Domestic team information
- 1898: Hertfordshire
- 1891: Sussex

Career statistics
| Competition | First-class |
| Matches | 2 |
| Runs scored | 7 |
| Batting average | 3.50 |
| 100s/50s | –/– |
| Top score | 7 |
| Balls bowled | – |
| Wickets | – |
| Bowling average | – |
| 5 wickets in innings | – |
| 10 wickets in match | – |
| Best bowling | – |
| Catches/stumpings | –/– |
- Source: Cricinfo, 7 October 2012

= Frederick Wells (cricketer, born 1867) =

English cricketer

Frederick Wells (1 June 1867 - 3 March 1926) was an English cricketer. Wells was a right-handed batsman who bowled right-arm medium. He was born at Clayton, Sussex.

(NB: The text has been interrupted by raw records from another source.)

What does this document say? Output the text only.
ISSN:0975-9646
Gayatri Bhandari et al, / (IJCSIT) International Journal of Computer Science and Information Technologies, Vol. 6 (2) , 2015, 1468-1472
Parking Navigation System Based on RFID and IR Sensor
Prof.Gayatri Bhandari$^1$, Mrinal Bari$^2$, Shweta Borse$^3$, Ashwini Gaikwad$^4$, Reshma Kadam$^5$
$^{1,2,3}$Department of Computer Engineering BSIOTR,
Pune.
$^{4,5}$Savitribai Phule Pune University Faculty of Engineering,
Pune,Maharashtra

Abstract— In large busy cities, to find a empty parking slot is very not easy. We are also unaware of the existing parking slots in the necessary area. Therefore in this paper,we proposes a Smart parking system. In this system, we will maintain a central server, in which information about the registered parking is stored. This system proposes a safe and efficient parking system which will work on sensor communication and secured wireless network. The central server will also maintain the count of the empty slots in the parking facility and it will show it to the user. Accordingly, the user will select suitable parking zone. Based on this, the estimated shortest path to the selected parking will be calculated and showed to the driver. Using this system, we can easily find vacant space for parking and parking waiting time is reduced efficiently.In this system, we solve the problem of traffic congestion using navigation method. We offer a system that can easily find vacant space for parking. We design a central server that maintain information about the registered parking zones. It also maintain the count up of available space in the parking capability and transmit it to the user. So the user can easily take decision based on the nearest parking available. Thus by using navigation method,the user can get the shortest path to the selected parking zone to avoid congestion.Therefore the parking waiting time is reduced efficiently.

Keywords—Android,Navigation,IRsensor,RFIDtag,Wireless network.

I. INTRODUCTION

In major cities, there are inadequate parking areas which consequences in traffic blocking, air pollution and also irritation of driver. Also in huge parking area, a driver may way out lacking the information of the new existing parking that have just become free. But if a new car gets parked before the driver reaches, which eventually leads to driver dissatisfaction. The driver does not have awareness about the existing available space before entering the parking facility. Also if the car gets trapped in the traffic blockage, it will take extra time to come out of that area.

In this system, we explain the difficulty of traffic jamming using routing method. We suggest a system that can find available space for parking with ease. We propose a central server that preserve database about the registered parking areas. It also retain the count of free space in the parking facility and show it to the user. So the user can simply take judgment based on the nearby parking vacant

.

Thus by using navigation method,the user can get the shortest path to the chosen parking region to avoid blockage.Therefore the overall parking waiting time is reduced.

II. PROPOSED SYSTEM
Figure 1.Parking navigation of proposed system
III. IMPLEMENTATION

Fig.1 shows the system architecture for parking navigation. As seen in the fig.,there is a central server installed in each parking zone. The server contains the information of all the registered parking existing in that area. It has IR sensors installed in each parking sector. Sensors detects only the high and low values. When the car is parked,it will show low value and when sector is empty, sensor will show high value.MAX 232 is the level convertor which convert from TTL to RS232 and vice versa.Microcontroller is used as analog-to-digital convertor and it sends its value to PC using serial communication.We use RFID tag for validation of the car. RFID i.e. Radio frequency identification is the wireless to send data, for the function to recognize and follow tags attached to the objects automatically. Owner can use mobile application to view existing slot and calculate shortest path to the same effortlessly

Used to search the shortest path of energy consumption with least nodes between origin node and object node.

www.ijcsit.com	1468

Wells made his first-class debut for Sussex against the Marylebone Cricket Club at Lord's in 1891. He made a further first-class appearance in that season, against Gloucestershire at Clifton College Ground in the County Championship. Wells scored 7 runs in his two first-class matches. Wells later played minor counties cricket for Hertfordshire, making his debut for the county in the 1898 Minor Counties Championship against Staffordshire. He made seven further appearances for Hertfordshire in that season, the last of which came against Buckinghamshire.

He died at Stanstead Abbotts, Hertfordshire, on 3 March 1926. His father, George, also played first-class cricket.